I have done the quality controls like PCA and hierarchical clustering and found an outlier, which is Cancer5.CEL. How can I remove this outlier for Differential Gene Expression Analysis? I don't know the code, please help. Thank you!
my code:
crc.fac<- factor(c(rep("Cancer", 7),rep("Healthy",6)))
crc.df <- data.frame(crc = crc.fac,row.names = paste(crc.fac, rep(1:13, 1), sep = ''))
crc.mData <- data.frame(labelDescription = c("gene regulation"))
crc.mData
crc.pData <- new("AnnotatedDataFrame", data = crc.df, varMetadata = crc.mData)
validObject(crc.pData)
[1] TRUE
list.files(path = ".", pattern = ".CEL")
crc.df <- data.frame(crc.fac, filename = list.files(path =".",pattern=".CEL"),row.names =paste(crc.fac, rep(1:13, 1), sep = ''))
crc.affy <- read.affybatch(filename = list.files(path =".",pattern=".CEL", full.names = TRUE),
+ phenoData = crc.pData)
View(crc.affy)
crc_calls.eSet <- mas5calls.AffyBatch(crc.affy)
crc_calls.mx <- exprs(crc_calls.eSet)
crc.eSet <- rma(crc.affy)
crc_log2.mx <- exprs(crc.eSet)
head(crc_log2.mx)
boxplot(as.data.frame(crc_log2.mx), xlab = "", ylab = "Log2 rma signal", las = 2, main = "Sample Distributions")
crc_P_rate.nv <- apply(crc_calls.mx == "P", 2, sum) / nrow (crc_calls.mx)
quality controls:
check potential physical defects in the arrays
image(crc.affy[, 1])
PCA
pca <- prcomp(t(crc_log2.mx))
eigs <- pca$sdev^2
varexplained <- eigs/sum(eigs)
varexplained
barplot(varexplained * 100, ylab="% variance explained", xlab="principal components")
box()
plot(pca$x[, 1], pca$x[, 2], col=rep(rainbow(2), each=7,6), xlab="PC1", ylab="PC2", cex=3)

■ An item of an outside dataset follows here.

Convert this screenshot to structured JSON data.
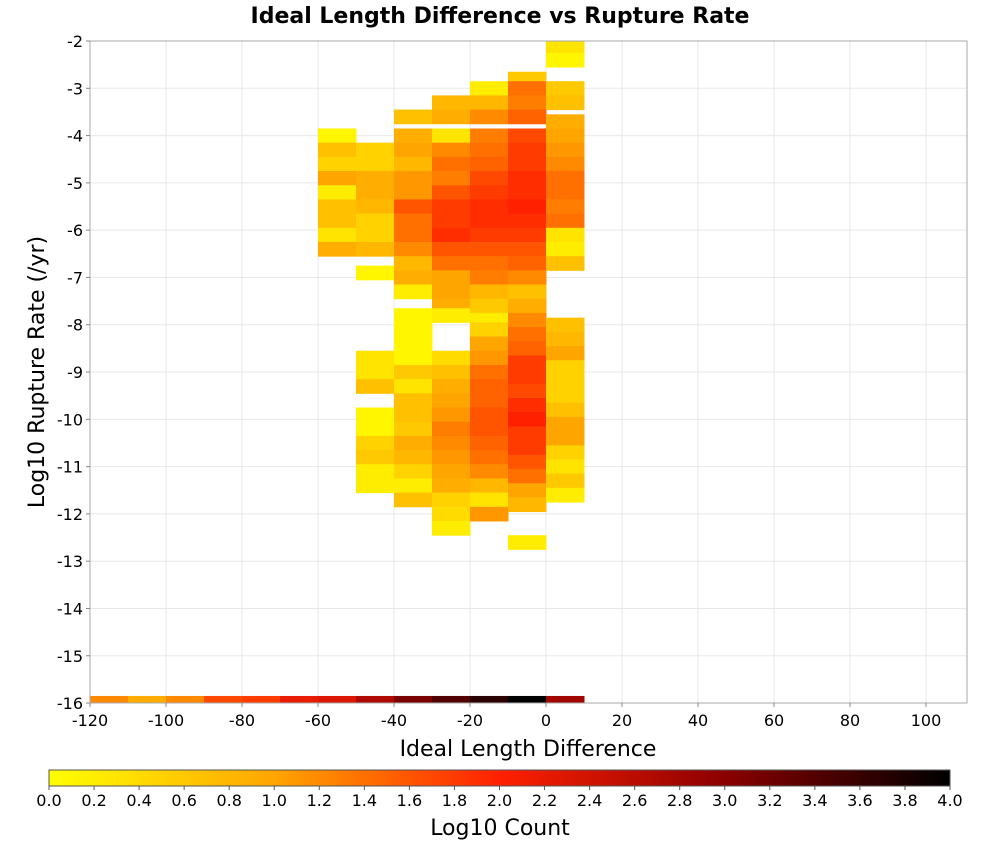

text(pca$x[, 1], pca$x[, 2], labels = colnames(crc_log2.mx))
I have found the below remove outlier code, but it seem didn't work on my case, please help!!

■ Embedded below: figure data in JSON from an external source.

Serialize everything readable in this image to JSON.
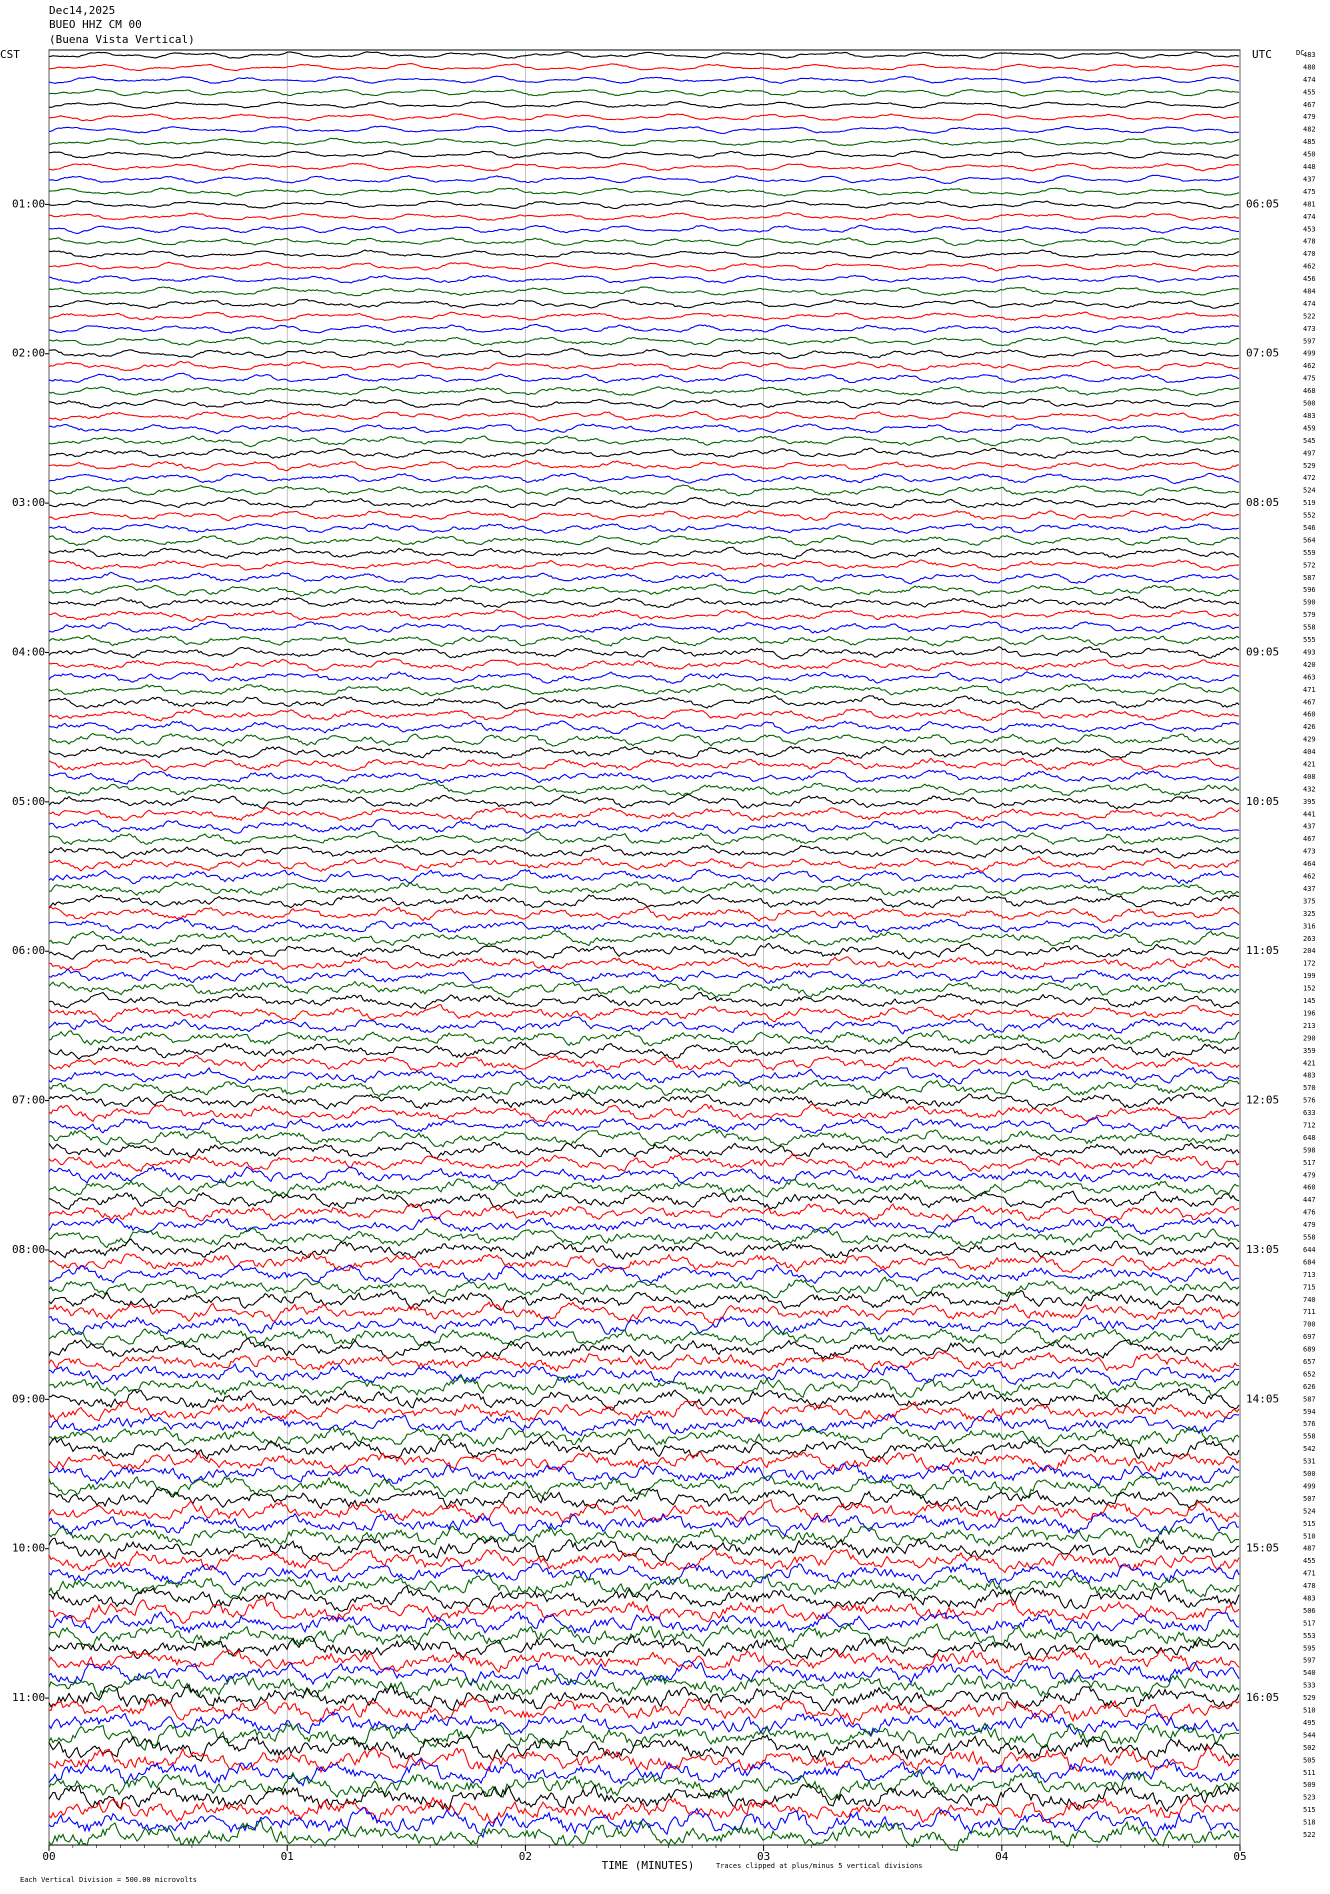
{
  "header": {
    "date": "Dec14,2025",
    "station": "BUEO HHZ CM 00",
    "location": "(Buena Vista Vertical)"
  },
  "left_axis": {
    "title": "CST",
    "labels": [
      "01:00",
      "02:00",
      "03:00",
      "04:00",
      "05:00",
      "06:00",
      "07:00",
      "08:00",
      "09:00",
      "10:00",
      "11:00"
    ]
  },
  "right_axis": {
    "title": "UTC",
    "labels": [
      "06:05",
      "07:05",
      "08:05",
      "09:05",
      "10:05",
      "11:05",
      "12:05",
      "13:05",
      "14:05",
      "15:05",
      "16:05"
    ]
  },
  "counts_title": "DC",
  "trace_counts": [
    483,
    480,
    474,
    455,
    467,
    479,
    482,
    485,
    450,
    448,
    437,
    475,
    481,
    474,
    453,
    478,
    470,
    462,
    456,
    484,
    474,
    522,
    473,
    597,
    499,
    462,
    475,
    468,
    500,
    483,
    459,
    545,
    497,
    529,
    472,
    524,
    519,
    552,
    546,
    564,
    559,
    572,
    587,
    596,
    590,
    579,
    558,
    555,
    493,
    420,
    463,
    471,
    467,
    460,
    426,
    429,
    404,
    421,
    408,
    432,
    395,
    441,
    437,
    467,
    473,
    464,
    462,
    437,
    375,
    325,
    316,
    263,
    204,
    172,
    199,
    152,
    145,
    196,
    213,
    290,
    359,
    421,
    483,
    570,
    576,
    633,
    712,
    648,
    598,
    517,
    479,
    460,
    447,
    476,
    479,
    558,
    644,
    684,
    713,
    715,
    740,
    711,
    700,
    697,
    689,
    657,
    652,
    626,
    587,
    594,
    576,
    558,
    542,
    531,
    500,
    499,
    507,
    524,
    515,
    510,
    487,
    455,
    471,
    478,
    483,
    506,
    517,
    553,
    595,
    597,
    540,
    533,
    529,
    510,
    495,
    544,
    502,
    505,
    511,
    509,
    523,
    515,
    518,
    522
  ],
  "x_axis": {
    "title": "TIME (MINUTES)",
    "labels": [
      "00",
      "01",
      "02",
      "03",
      "04",
      "05"
    ]
  },
  "footer": {
    "scale_note": "Each Vertical Division =  500.00 microvolts",
    "clip_note": "Traces clipped at plus/minus 5 vertical divisions"
  }
}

remove_outliers <- function(x, na.rm = TRUE, ...) {
qnt <- quantile(x, probs=c(.25, .75), na.rm = na.rm, ...)
H <- 1.5 * IQR(x, na.rm = na.rm)
y <- x
y[x < (qnt[1] - H)] <- NA
y[x > (qnt[2] + H)] <- NA
y
}
# Removes all outliers from a data set
remove_all_outliers <- function(df){
# We only want the numeric columns
a<-df[,sapply(df, is.numeric)]
b<-df[,!sapply(df, is.numeric)]
a<-lapply(a,function(x) remove_outliers(x))
d<-merge(a,b)
d
}
# Removes all outliers from a data set
remove_all_outliers1 <- function(df){
# We only want the numeric columns
df[,sapply(df, is.numeric)] <- lapply(df[,sapply(df, is.numeric)], remove_outliers)
df
}
remove_all_outliers2 <- function(df){
df[] <- lapply(df, function(x) if (is.numeric(x))
remove_outliers(x) else x)
df
}
If I can't exclude outlier, it may affect the further processing "Differential gene expression analysis" Please help!
Actually, I didn't know what remove outlier code can be applied to my case.